Huang Po-Hsien
Department of Psychology, National Cheng Kung University.
Multivariate Behav Res. 2022 Mar-May;57(2-3):279-297. doi: 10.1080/00273171.2020.1820309. Epub 2020 Sep 29.
Statistical modeling with sparsity has become an active research topic in the fields of statistics and machine learning. Because the true sparsity pattern of a model is generally unknown aforehand, it is often explored by a sparse estimation procedure, like least absolute shrinkage and selection operator (lasso). In this study, a penalized least squares (PLS) method for structural equation modeling (SEM) with ordinal data is developed. PLS describes data generation by an underlying response approach, and uses a least squares (LS) fitting function to construct a penalized estimation criterion. A numerical simulation was used to compare PLS with existing penalized likelihood (PL) in terms of averaged mean square error, absolute bias, and the correctness of the model. Based on these empirical findings, a hybrid PLS was also proposed to improve both PL and PLS. The hybrid PLS first chooses an optimal sparsity pattern by PL, then estimates model parameters by an unpenalized LS under the model selected by PL. We also extended PLS to cases of mixed type data and multi-group analysis. All proposed methods could be realized in the R package lslx.
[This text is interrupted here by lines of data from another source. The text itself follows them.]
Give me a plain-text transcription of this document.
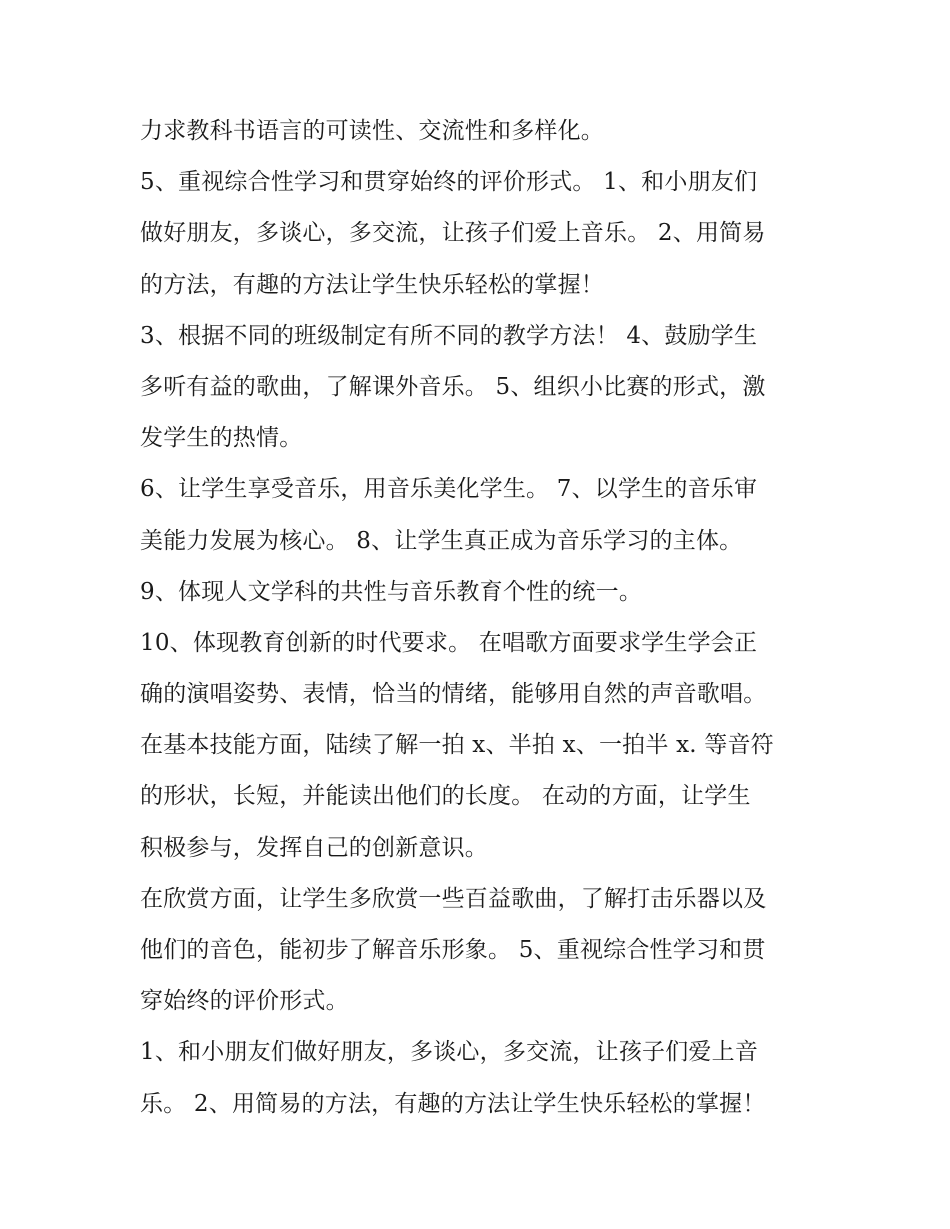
力求教科书语言的可读性、交流性和多样化。
5、重视综合性学习和贯穿始终的评价形式。 1、和小朋友们
做好朋友，多谈心，多交流，让孩子们爱上音乐。 2、用简易
的方法，有趣的方法让学生快乐轻松的掌握！
3、根据不同的班级制定有所不同的教学方法！ 4、鼓励学生
多听有益的歌曲，了解课外音乐。 5、组织小比赛的形式，激
发学生的热情。
6、让学生享受音乐，用音乐美化学生。 7、以学生的音乐审
美能力发展为核心。 8、让学生真正成为音乐学习的主体。
9、体现人文学科的共性与音乐教育个性的统一。
10、体现教育创新的时代要求。 在唱歌方面要求学生学会正
确的演唱姿势、表情，恰当的情绪，能够用自然的声音歌唱。
在基本技能方面，陆续了解一拍 x、半拍 x、一拍半 x. 等音符
的形状，长短，并能读出他们的长度。 在动的方面，让学生
积极参与，发挥自己的创新意识。
在欣赏方面，让学生多欣赏一些百益歌曲，了解打击乐器以及
他们的音色，能初步了解音乐形象。 5、重视综合性学习和贯
穿始终的评价形式。
1、和小朋友们做好朋友，多谈心，多交流，让孩子们爱上音
乐。 2、用简易的方法，有趣的方法让学生快乐轻松的掌握！
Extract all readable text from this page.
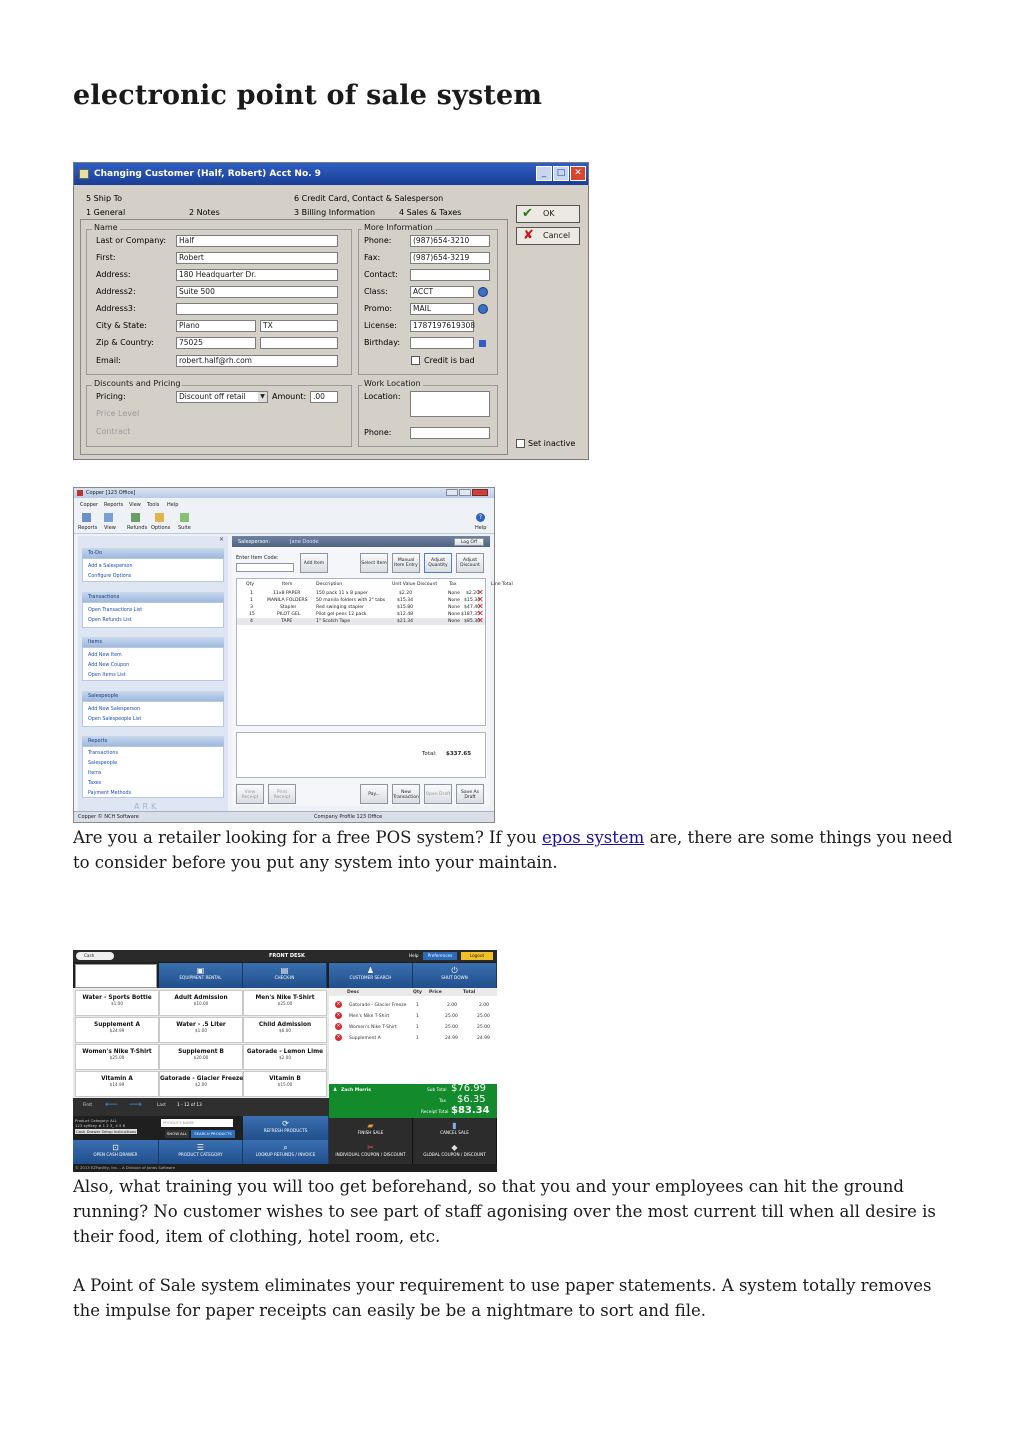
electronic point of sale system
Changing Customer (Half, Robert) Acct No. 9	_	□ ✕
5 Ship To	6 Credit Card, Contact & Salesperson
1 General	2 Notes	3 Billing Information	4 Sales & Taxes
Name
Last or Company:	Half
First:	Robert
Address:	180 Headquarter Dr.
Address2:	Suite 500
Address3:
City & State:	Plano	TX
Zip & Country:	75025
Email:	robert.half@rh.com
More Information
Phone:	(987)654-3210
Fax:	(987)654-3219
Contact:
Class:	ACCT
Promo:	MAIL
License:	1787197619308
Birthday:
Credit is bad
Discounts and Pricing
Pricing:	Discount off retail	▼ Amount: .00
Price Level
Contract
Work Location
Location:
Phone:
✔ OK
✘ Cancel
Set inactive
Copper [123 Office]
Copper Reports View Tools Help
Reports View Refunds Options Suite
?
Help
✕
To-Do
Add a Salesperson
Configure Options
Transactions
Open Transactions List
Open Refunds List
Items
Add New Item
Add New Coupon
Open Items List
Salespeople
Add New Salesperson
Open Salespeople List
Reports
Transactions
Salespeople
Items
Taxes
Payment Methods
Salesperson:	Jane Doode	Log Off
Enter Item Code:
Add Item	Select Item
Manual Item Entry
Adjust Quantity
Adjust Discount
Qty	Item	Description	Unit Value Discount	Tax	Line Total
1	11x8 PAPER	150 pack 11 x 8 paper	$2.20	None $2.20
✕
1	MANILA FOLDERS 50 manila folders with 2" tabs	$15.34	None $15.34
✕
3	Stapler	Red swinging stapler	$15.80	None $47.40
✕
15	PILOT GEL	Pilot gel pens 12 pack	$12.48	None $187.35
✕
4	TAPE	1" Scotch Tape	$21.34	None $85.36
✕
Total: $337.65
View Receipt
Print Receipt
Pay...	New Transaction
Open Draft	Save As Draft
ARK
Copper © NCH Software	Company Profile 123 Office
Cash	FRONT DESK	Help	Preferences	Logout
▣
EQUIPMENT RENTAL
▤
CHECK-IN
♟
CUSTOMER SEARCH
⏻
SHUT DOWN
Water - Sports Bottle
$1.00
Adult Admission
$10.00
Men's Nike T-Shirt
$25.00
Supplement A
$24.99
Water - .5 Liter
$1.00
Child Admission
$6.00
Women's Nike T-Shirt
$25.00
Supplement B
$20.00
Gatorade - Lemon Lime
$2.00
Vitamin A
$14.99
Gatorade - Glacier Freeze
$2.00
Vitamin B
$15.00
Desc	Qty Price	Total
×	Gatorade - Glacier Freeze 1	2.00	2.00
×	Men's Nike T-Shirt	1	25.00	25.00
×	Women's Nike T-Shirt	1	25.00	25.00
×	Supplement A	1	24.99	24.99
♟ Zach Morris	Sub Total $76.99
Tax $6.35
Receipt Total $83.34
First ⟵ ⟶	Last	1 - 12 of 13
Product Category: ALL
123 xyfilley # 1 2 3_ 4 5 6
Cash Drawer Setup Instructions
PRODUCT NAME
SHOW ALL	SEARCH PRODUCTS
⟳
REFRESH PRODUCTS
▰
FINISH SALE
▮
CANCEL SALE
⊡
OPEN CASH DRAWER
☰
PRODUCT CATEGORY
⌕
LOOKUP REFUNDS / INVOICE
✂
INDIVIDUAL COUPON / DISCOUNT
◆
GLOBAL COUPON / DISCOUNT
© 2013 EZFacility, Inc. - A Division of Jonas Software
Are you a retailer looking for a free POS system? If you epos system are, there are some things you need to consider before you put any system into your maintain.
Also, what training you will too get beforehand, so that you and your employees can hit the ground running? No customer wishes to see part of staff agonising over the most current till when all desire is their food, item of clothing, hotel room, etc.
A Point of Sale system eliminates your requirement to use paper statements. A system totally removes the impulse for paper receipts can easily be be a nightmare to sort and file.
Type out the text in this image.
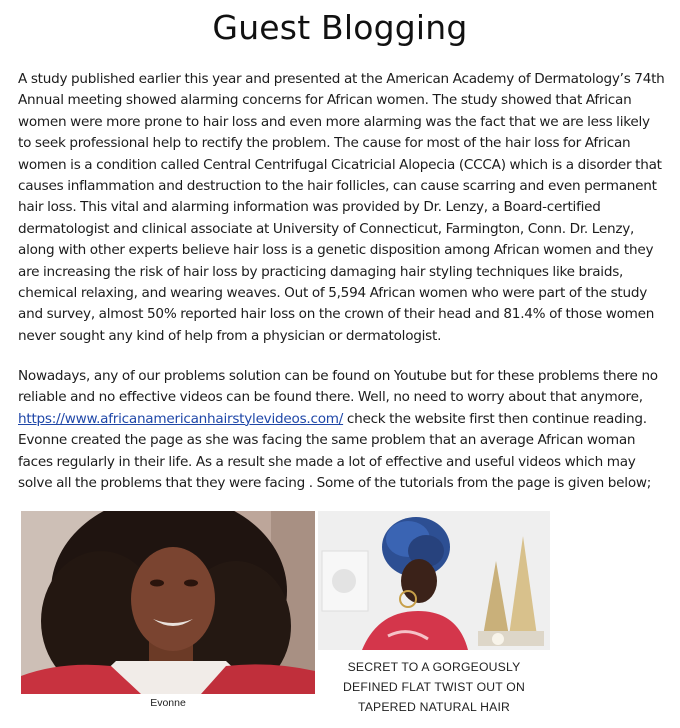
Guest Blogging
A study published earlier this year and presented at the American Academy of Dermatology’s 74th Annual meeting showed alarming concerns for African women. The study showed that African women were more prone to hair loss and even more alarming was the fact that we are less likely to seek professional help to rectify the problem. The cause for most of the hair loss for African women is a condition called Central Centrifugal Cicatricial Alopecia (CCCA) which is a disorder that causes inflammation and destruction to the hair follicles, can cause scarring and even permanent hair loss. This vital and alarming information was provided by Dr. Lenzy, a Board-certified dermatologist and clinical associate at University of Connecticut, Farmington, Conn. Dr. Lenzy, along with other experts believe hair loss is a genetic disposition among African women and they are increasing the risk of hair loss by practicing damaging hair styling techniques like braids, chemical relaxing, and wearing weaves. Out of 5,594 African women who were part of the study and survey, almost 50% reported hair loss on the crown of their head and 81.4% of those women never sought any kind of help from a physician or dermatologist.
Nowadays, any of our problems solution can be found on Youtube but for these problems there no reliable and no effective videos can be found there. Well, no need to worry about that anymore, https://www.africanamericanhairstylevideos.com/ check the website first then continue reading. Evonne created the page as she was facing the same problem that an average African woman faces regularly in their life. As a result she made a lot of effective and useful videos which may solve all the problems that they were facing . Some of the tutorials from the page is given below;
Evonne
SECRET TO A GORGEOUSLY
DEFINED FLAT TWIST OUT ON
TAPERED NATURAL HAIR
具有稀疏性的统计建模已成为统计学和机器学习领域的一个活跃研究课题。由于模型的真实稀疏模式通常事先未知,因此通常通过稀疏估计程序(如最小绝对收缩和选择算子(lasso))来探索。在本研究中,开发了一种用于有序数据结构方程建模(SEM)的惩罚最小二乘法(PLS)。PLS通过潜在响应方法描述数据生成,并使用最小二乘(LS)拟合函数来构建惩罚估计准则。使用数值模拟在平均均方误差、绝对偏差和模型正确性方面将PLS与现有的惩罚似然法(PL)进行比较。基于这些实证结果,还提出了一种混合PLS以改进PL和PLS。混合PLS首先通过PL选择最优稀疏模式,然后在PL选择的模型下通过无惩罚的LS估计模型参数。我们还将PLS扩展到混合类型数据和多组分析的情况。所有提出的方法都可以在R包lslx中实现。